Diabetes and eruptive xanthomas
Diabetes is a long-term condition affecting the body’s insulin production or function.
A 2018 report notes that individuals with untreated type 2 diabetes undergo a decline in the activity of lipoprotein lipase, which plays a significant role in breaking down blood fats. They will also experience an increase in serum triglycerides, or fat.
If the serum triglyceride levels are high enough, eruptive xanthoma can be caused by lipids.
Those with diabetes, therefore, have a greater risk of developing eruptive xanthomas.
While eruptive xanthomas are more common in individuals with type 2 diabetes, those with type 1 diabetes can also be affected.
According to an article in the British Journal of Diabetes, if a person with eruptive xanthoma has diabetes, once the person has control of their blood sugar levels, a doctor does not prescribe statins or fibrates.
It is important to remember that diabetes is not present in anyone who experiences eruptive xanthomas.
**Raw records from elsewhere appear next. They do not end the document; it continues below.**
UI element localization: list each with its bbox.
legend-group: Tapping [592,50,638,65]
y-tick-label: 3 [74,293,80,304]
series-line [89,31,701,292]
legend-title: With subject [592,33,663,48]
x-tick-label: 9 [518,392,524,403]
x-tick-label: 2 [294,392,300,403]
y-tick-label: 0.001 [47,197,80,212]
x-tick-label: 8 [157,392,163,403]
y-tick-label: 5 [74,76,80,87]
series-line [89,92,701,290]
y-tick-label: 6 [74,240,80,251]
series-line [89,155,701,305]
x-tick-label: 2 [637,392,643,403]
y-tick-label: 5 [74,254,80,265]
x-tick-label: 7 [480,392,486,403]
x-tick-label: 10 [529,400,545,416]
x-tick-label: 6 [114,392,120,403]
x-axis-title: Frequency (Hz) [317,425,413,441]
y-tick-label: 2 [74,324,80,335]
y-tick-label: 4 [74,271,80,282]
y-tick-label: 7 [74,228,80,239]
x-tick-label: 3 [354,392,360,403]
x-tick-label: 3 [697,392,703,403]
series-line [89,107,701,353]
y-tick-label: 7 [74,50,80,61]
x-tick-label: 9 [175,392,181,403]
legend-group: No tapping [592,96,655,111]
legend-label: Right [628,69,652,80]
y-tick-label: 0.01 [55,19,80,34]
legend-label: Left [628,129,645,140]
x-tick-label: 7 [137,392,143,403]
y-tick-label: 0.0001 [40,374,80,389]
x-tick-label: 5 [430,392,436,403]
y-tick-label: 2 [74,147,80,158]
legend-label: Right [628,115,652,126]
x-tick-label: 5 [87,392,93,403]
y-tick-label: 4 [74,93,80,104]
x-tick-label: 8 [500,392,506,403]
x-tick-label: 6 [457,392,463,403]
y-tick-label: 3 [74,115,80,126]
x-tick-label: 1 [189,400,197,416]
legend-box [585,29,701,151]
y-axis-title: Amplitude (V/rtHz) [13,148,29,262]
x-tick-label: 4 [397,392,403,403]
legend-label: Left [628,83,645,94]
It may, however, be an indicator that a person has developed diabetes if eruptive xanthomas occur.
A series of tests can be conducted by a doctor to diagnose eruptive xanthoma. A skin biopsy can be done, which includes taking a small sample of an eruptive xanthoma and sending it to a testing lab.
Blood and urine samples, as well as X-rays, can also be ordered by physicians to see if they can detect any underlying disorders that may trigger eruptive xanthoma.
It is crucial that physicians order these tests, because if a person does not receive treatment, many underlying conditions may cause significant harm.
Complications and Outlook
The skin lesions themselves are harmless, and they can be resolved within a few weeks of appearing without medical intervention. However, because of possible complications, they indicate an underlying problem that a person should treat.
A disease that induces intense abdominal pain that can lead to nausea and vomiting is pancreatitis.
If diabetes causes eruptive xanthoma to occur, a person should see a doctor. The person may experience complications due to diabetes without the proper treatment. It can also be fatal to have untreated diabetes. The Centers for Disease Control and Prevention ( CDC) says that in the United States, diabetes is the seventh leading cause of death.
When to see a doctor
If they find the presence of lesions resembling eruptive xanthomas, people should see a doctor.
They suggest that a person has hypertriglyceridemia, although the lesions are harmless, and may be a warning sign of another long-term disease, such as diabetes.
A doctor will be able to test for any underlying problems and diagnose them and carry out a treatment plan that will better manage and monitor the condition.
Eruptive xanthomas are tiny lesions that appear in the body as a result of the deposition of fatty acids into the skin. Some individuals may experience itchiness and discomfort, but most people are not affected by these symptoms.
Eruptive xanthomas will resolve when a person receives treatment for the underlying cause.
Due to the increased in levels of serum triglycerides, there are ties between this condition and both type 1 and type 2 diabetes. To treat an eruptive xanthoma, doctors will diagnose and treat the underlying disorder.
Eruptive xanthoma can also be treated with dietary modifications and medications. People should consult with their doctor about any dietary changes and the use of medicine.
If a person has diabetes and eruptive xanthoma, statins or fibrates will not be recommended by a doctor until the diabetes is controlled.